Diagonal: Two sides of one angle are relative extension lines of another angle, and two angles like this are diagonal to each other.

Perpendicular: When two straight lines intersect at right angles, they are said to be perpendicular to each other, and one of them is said to be perpendicular to the other.

Parallel lines: In the same plane, two disjoint lines are called parallel lines. Conformal angle, internal dislocation angle and ipsilateral internal angle:

3. Isomorphism angles: ∠1and ∠ 5. Diagonal lines with the same positional relationship like this are called isomorphic angles.

Internal angles: ∠2 and ∠6 A pair of angles like this is called an internal angle.

The diagonal lines such as ∠ 2 and ∠ 5 are called ipsilateral internal angles. Proposition: A statement that judges a thing is called a proposition.

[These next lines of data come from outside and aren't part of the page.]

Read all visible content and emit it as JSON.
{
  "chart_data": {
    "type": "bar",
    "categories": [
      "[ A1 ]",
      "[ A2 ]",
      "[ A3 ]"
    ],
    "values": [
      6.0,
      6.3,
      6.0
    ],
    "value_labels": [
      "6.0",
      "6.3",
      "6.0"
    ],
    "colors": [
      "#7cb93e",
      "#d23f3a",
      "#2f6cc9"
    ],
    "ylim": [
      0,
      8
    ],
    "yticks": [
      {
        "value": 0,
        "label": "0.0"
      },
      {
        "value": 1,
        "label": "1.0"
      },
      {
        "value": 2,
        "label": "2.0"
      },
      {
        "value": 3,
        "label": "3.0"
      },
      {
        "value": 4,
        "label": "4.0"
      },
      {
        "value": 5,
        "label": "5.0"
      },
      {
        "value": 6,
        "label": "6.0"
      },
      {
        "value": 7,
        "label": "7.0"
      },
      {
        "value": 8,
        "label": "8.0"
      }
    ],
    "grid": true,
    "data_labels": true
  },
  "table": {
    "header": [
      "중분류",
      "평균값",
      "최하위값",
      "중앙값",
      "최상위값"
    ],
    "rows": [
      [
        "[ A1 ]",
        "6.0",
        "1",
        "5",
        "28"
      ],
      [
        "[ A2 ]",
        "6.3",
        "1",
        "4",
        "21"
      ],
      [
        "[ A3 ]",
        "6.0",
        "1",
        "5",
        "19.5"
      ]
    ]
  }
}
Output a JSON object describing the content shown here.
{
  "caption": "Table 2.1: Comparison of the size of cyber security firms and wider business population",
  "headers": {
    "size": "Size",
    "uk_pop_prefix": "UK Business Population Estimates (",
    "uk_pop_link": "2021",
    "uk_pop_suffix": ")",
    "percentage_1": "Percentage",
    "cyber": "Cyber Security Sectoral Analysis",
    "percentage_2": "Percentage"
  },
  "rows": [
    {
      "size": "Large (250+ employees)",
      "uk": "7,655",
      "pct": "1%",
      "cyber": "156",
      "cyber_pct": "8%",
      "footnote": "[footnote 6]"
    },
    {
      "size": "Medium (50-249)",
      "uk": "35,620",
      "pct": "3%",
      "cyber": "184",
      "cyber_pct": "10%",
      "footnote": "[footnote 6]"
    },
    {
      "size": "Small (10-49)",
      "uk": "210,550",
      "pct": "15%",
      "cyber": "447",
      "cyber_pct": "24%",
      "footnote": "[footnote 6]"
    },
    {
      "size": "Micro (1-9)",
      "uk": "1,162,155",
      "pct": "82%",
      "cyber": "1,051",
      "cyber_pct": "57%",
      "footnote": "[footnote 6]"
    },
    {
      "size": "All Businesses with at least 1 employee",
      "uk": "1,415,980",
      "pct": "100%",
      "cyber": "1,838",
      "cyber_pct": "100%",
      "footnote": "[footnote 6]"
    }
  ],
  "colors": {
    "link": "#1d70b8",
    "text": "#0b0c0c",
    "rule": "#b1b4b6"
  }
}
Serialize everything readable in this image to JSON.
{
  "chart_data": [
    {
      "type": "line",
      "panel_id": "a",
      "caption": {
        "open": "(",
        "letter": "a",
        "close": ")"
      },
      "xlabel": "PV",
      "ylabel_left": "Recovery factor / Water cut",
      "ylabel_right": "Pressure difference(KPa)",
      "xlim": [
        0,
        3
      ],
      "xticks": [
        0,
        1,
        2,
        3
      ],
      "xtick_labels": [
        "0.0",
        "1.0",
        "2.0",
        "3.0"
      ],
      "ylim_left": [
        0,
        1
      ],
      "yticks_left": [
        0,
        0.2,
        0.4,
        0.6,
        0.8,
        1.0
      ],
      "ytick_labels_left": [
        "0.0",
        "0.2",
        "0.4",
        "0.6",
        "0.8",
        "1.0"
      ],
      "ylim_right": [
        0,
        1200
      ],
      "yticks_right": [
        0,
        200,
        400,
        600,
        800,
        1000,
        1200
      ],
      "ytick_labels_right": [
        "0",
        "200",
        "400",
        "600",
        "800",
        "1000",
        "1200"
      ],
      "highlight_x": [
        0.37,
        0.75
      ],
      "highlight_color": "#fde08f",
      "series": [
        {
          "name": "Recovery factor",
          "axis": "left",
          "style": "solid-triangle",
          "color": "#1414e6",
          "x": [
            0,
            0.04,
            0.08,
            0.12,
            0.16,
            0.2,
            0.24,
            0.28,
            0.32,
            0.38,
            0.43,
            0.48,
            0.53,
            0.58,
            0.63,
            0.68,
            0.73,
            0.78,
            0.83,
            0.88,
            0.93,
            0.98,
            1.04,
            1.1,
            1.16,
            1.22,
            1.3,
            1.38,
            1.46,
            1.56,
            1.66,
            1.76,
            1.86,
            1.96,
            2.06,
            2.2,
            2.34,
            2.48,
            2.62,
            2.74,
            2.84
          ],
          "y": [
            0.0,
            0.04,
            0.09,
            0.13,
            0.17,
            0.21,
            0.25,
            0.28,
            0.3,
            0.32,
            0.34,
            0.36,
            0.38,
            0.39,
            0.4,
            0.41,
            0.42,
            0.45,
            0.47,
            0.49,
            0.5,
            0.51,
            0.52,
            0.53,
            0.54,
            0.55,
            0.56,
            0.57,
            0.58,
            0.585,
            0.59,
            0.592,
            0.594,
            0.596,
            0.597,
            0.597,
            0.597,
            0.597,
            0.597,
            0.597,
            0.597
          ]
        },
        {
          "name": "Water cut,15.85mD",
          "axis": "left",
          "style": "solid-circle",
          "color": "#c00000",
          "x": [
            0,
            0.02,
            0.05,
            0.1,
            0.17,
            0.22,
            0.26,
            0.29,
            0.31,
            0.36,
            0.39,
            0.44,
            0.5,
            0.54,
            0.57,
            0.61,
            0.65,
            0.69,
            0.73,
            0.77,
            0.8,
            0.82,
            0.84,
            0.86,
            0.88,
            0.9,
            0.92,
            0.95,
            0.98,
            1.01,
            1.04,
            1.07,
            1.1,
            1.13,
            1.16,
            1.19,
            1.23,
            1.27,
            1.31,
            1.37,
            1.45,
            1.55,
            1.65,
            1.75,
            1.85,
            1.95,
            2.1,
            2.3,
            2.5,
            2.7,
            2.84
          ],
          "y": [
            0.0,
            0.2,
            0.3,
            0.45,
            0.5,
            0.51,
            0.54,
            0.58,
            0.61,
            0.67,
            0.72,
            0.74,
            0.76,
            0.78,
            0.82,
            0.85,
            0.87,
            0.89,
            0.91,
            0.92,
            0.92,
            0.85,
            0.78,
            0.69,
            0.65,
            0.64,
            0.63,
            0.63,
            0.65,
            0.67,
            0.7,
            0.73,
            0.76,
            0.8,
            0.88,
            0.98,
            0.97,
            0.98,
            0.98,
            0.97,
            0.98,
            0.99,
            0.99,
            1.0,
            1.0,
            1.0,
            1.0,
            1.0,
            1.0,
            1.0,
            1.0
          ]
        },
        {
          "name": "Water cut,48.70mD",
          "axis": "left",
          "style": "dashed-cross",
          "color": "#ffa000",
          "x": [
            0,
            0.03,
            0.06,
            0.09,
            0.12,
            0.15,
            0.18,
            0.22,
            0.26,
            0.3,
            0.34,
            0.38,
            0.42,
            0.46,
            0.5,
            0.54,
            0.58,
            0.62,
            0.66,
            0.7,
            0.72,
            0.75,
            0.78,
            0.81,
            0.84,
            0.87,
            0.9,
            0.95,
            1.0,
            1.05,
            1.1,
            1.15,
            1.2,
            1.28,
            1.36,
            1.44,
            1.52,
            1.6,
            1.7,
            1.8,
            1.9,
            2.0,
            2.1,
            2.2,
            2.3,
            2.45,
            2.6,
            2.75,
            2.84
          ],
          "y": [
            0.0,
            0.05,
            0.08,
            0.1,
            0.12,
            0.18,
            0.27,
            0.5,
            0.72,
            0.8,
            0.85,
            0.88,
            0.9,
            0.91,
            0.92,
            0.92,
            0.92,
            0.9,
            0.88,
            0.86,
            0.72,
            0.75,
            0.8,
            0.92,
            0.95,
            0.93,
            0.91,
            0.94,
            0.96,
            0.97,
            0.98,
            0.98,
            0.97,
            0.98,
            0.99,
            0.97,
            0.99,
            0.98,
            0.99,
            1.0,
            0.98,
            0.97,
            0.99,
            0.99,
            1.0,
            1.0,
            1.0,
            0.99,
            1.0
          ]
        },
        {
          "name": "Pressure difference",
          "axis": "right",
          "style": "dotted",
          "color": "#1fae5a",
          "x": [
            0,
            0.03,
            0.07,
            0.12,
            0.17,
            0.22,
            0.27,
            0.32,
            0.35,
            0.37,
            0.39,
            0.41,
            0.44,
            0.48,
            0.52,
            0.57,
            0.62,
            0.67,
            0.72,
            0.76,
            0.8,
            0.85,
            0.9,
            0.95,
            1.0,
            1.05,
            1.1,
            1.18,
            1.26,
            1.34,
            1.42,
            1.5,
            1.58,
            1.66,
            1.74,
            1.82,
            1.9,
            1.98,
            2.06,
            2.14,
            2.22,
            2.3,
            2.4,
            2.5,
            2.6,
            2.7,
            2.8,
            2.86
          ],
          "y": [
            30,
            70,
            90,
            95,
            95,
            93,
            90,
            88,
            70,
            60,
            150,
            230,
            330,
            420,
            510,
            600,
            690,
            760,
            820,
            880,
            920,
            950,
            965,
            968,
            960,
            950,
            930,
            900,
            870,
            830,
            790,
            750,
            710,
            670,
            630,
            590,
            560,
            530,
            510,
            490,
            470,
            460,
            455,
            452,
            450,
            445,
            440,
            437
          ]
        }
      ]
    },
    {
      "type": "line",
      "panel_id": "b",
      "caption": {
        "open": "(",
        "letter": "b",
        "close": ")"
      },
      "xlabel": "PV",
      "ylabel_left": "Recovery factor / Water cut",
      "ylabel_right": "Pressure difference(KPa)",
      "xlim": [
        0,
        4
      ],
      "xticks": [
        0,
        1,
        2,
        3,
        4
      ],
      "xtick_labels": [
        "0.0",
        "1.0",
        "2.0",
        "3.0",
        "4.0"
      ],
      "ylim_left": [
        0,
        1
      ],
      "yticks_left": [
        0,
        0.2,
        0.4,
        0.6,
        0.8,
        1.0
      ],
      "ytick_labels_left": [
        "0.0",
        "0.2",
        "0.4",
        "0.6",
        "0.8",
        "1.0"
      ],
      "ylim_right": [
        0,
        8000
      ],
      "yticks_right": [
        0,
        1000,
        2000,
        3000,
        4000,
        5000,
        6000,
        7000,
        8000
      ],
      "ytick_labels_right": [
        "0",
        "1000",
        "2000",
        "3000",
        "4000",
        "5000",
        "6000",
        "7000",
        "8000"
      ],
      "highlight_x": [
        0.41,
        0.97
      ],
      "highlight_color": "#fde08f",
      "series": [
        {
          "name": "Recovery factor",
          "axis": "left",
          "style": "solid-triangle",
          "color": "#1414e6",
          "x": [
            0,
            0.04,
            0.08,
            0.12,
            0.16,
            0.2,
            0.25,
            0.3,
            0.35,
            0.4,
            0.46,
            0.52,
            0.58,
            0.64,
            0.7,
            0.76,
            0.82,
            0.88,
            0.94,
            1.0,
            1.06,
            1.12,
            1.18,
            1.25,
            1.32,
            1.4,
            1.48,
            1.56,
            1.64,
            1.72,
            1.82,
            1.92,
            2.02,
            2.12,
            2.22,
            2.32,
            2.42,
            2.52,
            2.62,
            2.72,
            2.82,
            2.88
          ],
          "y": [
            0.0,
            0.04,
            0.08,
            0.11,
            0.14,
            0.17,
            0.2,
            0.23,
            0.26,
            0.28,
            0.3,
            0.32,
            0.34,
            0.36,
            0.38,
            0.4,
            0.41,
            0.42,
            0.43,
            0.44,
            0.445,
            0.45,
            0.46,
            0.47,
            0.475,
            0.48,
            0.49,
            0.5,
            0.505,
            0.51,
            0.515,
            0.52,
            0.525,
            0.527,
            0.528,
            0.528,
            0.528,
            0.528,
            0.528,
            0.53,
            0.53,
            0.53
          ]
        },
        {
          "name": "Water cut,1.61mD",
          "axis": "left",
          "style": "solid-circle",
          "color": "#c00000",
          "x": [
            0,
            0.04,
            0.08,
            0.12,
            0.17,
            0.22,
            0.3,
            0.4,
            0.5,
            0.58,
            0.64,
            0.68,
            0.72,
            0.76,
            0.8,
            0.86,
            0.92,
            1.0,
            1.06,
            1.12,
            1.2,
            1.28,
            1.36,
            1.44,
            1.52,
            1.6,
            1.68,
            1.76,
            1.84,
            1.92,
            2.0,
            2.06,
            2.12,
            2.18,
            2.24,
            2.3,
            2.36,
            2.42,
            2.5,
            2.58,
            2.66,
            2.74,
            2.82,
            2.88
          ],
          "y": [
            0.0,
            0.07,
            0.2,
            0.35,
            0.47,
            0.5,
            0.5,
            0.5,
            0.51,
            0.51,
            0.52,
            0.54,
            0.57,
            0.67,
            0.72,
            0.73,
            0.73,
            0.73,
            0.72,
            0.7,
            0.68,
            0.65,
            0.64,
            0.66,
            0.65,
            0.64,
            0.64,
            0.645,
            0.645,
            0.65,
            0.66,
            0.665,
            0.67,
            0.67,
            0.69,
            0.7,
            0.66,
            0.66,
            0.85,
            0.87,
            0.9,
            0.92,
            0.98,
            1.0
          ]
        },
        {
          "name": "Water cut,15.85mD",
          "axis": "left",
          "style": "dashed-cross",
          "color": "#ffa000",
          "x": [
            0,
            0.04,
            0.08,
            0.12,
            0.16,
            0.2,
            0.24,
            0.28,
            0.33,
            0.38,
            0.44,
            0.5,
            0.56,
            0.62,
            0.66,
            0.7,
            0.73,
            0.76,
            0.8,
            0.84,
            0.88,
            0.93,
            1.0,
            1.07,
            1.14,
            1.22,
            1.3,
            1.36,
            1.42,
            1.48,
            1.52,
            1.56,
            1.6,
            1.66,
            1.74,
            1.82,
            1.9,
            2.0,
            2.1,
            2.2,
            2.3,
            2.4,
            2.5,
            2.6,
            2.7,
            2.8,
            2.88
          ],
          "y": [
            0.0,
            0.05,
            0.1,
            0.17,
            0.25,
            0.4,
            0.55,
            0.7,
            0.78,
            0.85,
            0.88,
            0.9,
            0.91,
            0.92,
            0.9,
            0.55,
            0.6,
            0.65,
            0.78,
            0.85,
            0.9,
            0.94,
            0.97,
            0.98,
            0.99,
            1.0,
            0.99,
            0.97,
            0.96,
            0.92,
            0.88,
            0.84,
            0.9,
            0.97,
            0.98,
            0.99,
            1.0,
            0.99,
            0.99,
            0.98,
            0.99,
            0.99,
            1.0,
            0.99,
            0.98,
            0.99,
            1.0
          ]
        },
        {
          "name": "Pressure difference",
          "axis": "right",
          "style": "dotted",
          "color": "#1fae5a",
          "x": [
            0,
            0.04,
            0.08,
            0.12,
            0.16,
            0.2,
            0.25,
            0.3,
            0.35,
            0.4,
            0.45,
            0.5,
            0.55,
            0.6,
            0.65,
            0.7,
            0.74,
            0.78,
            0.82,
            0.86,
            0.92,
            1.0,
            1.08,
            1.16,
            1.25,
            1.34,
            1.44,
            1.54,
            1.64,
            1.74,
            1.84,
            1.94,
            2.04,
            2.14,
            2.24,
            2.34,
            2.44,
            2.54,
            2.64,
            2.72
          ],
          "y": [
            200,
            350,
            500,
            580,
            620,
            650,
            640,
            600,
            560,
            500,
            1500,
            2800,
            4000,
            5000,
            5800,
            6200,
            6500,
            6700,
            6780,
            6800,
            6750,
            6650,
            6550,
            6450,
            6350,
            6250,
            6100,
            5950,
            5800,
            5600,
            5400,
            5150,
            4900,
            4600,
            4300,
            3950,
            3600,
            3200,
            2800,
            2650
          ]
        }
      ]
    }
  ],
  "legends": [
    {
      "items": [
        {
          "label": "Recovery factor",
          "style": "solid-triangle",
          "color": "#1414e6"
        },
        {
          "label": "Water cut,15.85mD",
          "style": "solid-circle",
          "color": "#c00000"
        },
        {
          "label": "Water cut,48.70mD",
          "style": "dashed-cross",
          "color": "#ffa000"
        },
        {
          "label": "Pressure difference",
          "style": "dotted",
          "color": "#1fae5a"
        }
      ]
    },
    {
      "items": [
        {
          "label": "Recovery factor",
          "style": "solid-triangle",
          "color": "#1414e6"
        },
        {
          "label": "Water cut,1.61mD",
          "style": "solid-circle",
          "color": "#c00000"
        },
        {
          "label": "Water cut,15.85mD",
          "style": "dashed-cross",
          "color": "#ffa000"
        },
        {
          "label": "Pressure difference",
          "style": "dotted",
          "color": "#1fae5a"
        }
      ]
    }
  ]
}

4. Translation: In a plane, a figure moves a certain distance in a certain direction. This movement of graphics is called translation transformation, or translation for short.

Corresponding point: every point in the new graphic after translation is obtained by moving a point in the original graphic. Such two points are called corresponding points.

Evaluation of algebraic expression 1. Algebraic expression: replace the letters in algebraic expression with numerical values, and the calculated result is called algebraic value.

2. Evaluation of algebraic expression: the value of algebraic expression can be directly substituted into calculation. If a given algebraic expression can be simplified, it should be simplified before evaluation.

The required questions briefly summarize the following three types:

① The known conditions are not simplified, but the given algebraic expression is simplified;

② given conditions are simplified, given algebraic expressions are not simplified;

③ The known conditions and given algebraic expressions should be simplified.